Today I generated a cheese board in the shape of Kentucky.
Creating the Template:
I started by making a template that would allow me to make duplicates using a flush trim bit and a pattern bit on my router table. My first limitation that I knew I would have was that my pattern bits were all 1/2″ or larger. Now, Kentucky has a lot of jagged edges… So, I had to smooth those out a bit so that the bits could flow along the pattern. Still, you don’t want the board to have a whole lot of sharp, jagged edges on it anyway…
I printed off a detailed outline of Kentucky to the size I wanted my template to be. I then adhered the template to a piece of MDF with spray adhesive.
Then I proceded to rough cut near the lines with my bandsaw. I wanted to get as close as possible to the lines without actually touching them.
After that I moved on to my oscillating spindle sander. Because I knew I would be using 1/2″ template router bits, I put in a 1/2″ sanding drum in. I then started to shape the template to keep as much detail as I could while still allowing for the router bit to do all the cutting when following this template later.
Now the template is ready to be used to re-create the same KY shape as many times as I want.
Preparing the board:
I chose to stick with all Kentucky grown woods for this cheese board. I gathered a beautiful piece of Spalted Ash, some Maple, and some Walnut. All of my boards were rough cut, so first, I rough cut them to length. Then milled them flat on one side and made one square side with the jointer.
Then proceeded to flatten the other side parallel using the planer and cut other square widths to have all of my boards prepped.
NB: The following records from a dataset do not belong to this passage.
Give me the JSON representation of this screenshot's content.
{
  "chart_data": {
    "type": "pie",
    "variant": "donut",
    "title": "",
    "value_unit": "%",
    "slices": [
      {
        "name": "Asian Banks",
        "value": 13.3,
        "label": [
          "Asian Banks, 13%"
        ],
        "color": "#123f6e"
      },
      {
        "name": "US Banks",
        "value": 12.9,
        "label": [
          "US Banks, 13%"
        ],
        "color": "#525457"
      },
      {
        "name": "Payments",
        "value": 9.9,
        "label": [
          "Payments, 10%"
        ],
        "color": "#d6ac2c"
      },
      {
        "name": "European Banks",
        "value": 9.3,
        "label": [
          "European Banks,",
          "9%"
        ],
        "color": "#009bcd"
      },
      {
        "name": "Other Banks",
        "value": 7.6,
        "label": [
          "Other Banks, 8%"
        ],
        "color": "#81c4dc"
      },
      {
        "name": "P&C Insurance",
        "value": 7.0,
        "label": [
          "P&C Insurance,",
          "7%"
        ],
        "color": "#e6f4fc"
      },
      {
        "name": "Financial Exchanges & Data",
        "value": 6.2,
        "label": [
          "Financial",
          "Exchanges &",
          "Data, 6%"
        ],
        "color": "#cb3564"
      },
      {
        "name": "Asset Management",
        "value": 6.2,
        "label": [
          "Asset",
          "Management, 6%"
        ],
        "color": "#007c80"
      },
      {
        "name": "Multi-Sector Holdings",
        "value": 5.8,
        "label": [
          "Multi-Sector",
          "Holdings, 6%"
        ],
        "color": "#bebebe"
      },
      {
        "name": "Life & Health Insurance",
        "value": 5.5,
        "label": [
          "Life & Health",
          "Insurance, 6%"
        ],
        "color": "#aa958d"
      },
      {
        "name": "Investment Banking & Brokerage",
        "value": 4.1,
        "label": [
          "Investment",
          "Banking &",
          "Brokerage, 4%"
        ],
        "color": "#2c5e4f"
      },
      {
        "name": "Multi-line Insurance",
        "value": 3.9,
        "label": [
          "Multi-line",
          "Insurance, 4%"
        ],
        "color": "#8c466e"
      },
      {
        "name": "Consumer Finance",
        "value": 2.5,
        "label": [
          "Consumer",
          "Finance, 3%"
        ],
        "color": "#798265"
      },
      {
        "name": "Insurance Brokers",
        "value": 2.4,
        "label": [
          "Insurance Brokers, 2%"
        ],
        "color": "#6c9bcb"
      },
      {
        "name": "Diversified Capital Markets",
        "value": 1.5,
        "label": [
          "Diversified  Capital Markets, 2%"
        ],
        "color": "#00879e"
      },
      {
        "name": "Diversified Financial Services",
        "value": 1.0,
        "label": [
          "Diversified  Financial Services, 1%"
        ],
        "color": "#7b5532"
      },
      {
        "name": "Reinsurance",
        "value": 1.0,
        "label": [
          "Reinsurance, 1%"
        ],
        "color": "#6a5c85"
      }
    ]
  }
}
Once I had square lumber the size I wanted, I was ready for glue-up. So, In the clamps they go. And then we wait…
Once out of the clamps, I smoothed out each side with the drum sander.
Using the Template:
With the board flat, I attached the newly created template using some double sided carpet tape.
I then trimmed most of the wood off close to the template with the bandsaw.
Now off to the router table with a pattern bit with a top bearing. I only trimmed the edges following with the grain along the direction of the rotation of the router bit.
I then switched to a bottom bearing pattern bit and flipped the board and pattern over so I could cut the opposite direction and still be cutting along the grain direction. By doing this, it avoids most of the tear-out.
Once I cut the board down to match the pattern, I separated the pattern. Then changed the bit in the router to a chamfer bit to give a nice edge to the board.
I then moved on to sanding. Lots and lots of sanding. For all of my cutting boards and cheese boards, I run through the following grits: 80, 120, 180, 220, 320. Then I spray the board with water to raise the grain and let it dry and sand again with 320 and then 400. I know it’s a bit excessive, but it is a finish that everyone tends to appreciate.
The best part is then applying a finish. For this board, I used Mineral Oil. It sure made the curly maple pop and the spalted ash look amazing.